A group of German protesters plan to yell and make other noise outside the Pope’s bedroom on this weekend when he visits Berlin.
Pope Benedict XVI will be flying into the German capital for a four-day visit starting Thursday. Thousands of Catholic faithful are streaming into the city to attend a papal mass expected to draw 70,000.
However, the leader of the German parliament’s opposition party defended plans to boycott the pope’s speech to the Bundestag on the first day of his four-day visit — along with 100 other deputies.
“The fact that there are a few who will not be in the Bundestag by reason of their fundamental view about religion should not prompt us to speak of a lack of respect,” Frank-Walter Steinmeier, caucus leader of the Social Democrats told the Deutsche Presse-Argentur newspaper. “We should respect other views.”
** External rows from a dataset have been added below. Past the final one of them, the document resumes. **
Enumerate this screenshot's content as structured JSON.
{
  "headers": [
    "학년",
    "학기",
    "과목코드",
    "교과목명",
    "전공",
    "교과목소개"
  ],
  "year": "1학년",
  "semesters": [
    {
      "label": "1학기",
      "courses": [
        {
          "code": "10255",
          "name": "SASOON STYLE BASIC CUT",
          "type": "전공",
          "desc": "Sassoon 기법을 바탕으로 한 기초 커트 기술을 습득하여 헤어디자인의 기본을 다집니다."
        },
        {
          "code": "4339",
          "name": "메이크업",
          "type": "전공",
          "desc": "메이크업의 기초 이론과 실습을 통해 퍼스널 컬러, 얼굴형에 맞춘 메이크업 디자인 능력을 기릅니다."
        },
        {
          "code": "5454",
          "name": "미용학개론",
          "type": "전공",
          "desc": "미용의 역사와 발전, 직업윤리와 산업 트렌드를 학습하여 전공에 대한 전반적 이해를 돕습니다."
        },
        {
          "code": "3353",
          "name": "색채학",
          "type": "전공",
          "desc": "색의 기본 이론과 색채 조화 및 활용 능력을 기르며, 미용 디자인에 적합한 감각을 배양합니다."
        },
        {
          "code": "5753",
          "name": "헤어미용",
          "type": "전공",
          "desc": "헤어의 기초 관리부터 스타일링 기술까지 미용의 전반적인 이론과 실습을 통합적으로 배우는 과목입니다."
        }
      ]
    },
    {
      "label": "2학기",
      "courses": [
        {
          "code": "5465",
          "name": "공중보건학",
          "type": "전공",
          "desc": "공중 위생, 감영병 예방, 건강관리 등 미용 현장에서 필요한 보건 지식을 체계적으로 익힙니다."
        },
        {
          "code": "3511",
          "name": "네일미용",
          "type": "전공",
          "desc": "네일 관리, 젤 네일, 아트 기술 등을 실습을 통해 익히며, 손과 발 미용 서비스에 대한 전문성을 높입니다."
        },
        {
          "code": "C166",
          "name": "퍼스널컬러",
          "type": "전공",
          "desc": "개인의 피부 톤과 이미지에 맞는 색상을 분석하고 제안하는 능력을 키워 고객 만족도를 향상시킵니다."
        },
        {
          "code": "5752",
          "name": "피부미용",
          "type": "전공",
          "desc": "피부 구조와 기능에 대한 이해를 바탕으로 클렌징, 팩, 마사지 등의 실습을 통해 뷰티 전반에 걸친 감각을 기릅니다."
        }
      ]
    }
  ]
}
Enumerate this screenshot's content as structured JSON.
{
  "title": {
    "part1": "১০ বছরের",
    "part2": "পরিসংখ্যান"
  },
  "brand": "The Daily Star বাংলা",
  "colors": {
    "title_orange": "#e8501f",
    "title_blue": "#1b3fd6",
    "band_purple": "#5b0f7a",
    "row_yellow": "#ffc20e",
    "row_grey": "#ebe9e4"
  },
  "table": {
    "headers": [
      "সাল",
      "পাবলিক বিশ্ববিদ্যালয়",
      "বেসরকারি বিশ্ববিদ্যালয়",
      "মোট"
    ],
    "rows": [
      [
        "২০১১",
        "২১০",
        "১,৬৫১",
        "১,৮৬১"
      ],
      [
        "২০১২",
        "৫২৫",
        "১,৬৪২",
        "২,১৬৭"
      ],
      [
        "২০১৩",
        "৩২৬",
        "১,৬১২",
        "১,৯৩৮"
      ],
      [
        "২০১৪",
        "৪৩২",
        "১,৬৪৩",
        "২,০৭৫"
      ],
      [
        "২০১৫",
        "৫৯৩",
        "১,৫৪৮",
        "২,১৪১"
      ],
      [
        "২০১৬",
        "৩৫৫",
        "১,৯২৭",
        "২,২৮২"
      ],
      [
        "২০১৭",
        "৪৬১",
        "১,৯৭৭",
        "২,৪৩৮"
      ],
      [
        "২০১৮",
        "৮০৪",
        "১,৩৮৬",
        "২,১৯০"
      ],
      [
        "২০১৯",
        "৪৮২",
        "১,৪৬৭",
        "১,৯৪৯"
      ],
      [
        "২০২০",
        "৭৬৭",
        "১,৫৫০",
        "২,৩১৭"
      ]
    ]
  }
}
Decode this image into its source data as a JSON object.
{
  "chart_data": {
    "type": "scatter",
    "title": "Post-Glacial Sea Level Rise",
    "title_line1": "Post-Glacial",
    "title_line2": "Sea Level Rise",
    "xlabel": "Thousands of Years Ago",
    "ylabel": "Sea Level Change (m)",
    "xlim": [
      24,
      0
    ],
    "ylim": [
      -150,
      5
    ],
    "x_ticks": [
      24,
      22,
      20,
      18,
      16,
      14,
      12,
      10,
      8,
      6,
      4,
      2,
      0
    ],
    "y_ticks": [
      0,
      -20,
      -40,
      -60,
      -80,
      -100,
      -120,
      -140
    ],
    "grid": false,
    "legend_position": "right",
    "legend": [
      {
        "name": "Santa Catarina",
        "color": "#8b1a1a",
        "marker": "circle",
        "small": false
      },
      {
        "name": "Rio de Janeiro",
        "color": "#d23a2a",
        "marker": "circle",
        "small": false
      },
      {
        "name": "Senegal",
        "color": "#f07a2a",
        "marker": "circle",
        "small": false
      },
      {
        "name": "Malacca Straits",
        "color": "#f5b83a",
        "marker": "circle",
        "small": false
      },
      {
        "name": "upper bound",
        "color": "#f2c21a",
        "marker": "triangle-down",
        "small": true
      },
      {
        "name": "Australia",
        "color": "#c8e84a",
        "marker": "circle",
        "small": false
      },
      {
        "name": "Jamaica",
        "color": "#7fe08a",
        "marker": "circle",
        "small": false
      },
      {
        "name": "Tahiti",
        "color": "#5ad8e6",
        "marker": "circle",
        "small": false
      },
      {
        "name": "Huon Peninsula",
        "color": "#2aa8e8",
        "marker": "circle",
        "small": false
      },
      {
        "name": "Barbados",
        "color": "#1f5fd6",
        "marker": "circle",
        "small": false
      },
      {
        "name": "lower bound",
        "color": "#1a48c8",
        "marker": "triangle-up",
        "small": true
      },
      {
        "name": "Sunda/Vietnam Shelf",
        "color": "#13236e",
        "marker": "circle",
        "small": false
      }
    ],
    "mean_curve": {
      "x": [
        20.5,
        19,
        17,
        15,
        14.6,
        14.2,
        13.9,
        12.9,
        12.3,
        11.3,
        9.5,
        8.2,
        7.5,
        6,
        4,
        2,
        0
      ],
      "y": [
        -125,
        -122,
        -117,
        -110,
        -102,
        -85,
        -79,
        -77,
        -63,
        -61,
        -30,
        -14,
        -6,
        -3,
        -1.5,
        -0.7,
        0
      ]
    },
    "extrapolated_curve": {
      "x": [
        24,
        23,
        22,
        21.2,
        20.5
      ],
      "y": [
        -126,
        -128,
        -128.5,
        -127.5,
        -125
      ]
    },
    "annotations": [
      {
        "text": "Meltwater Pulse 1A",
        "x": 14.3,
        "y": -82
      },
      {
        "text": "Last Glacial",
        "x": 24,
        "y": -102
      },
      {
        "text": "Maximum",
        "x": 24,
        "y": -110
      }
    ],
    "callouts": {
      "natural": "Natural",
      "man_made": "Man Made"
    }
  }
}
Rainer Bruederle, caucus leader of the Free Democrats, a pro-government party, disagreed.
“The pope is speaking. I’m going because it’s right,” said Bruederle, who is a Lutheran.
Meanwhile a capacity crowd of 70,000 is expected at the Olympic Stadium, Berlin’s main sports venue. “It’s absolutely booked out,” said Stafan Foerner, spokesman for the Berlin archdiocese.
He said he was not worried that protesters have announced they plan to shout and make a noise all night near the apostolic nunciature, the Vatican embassy, where Benedict will stay.
“The holy father will be so tired from his busy schedule that he is bound to sleep soundly,” Foerner said.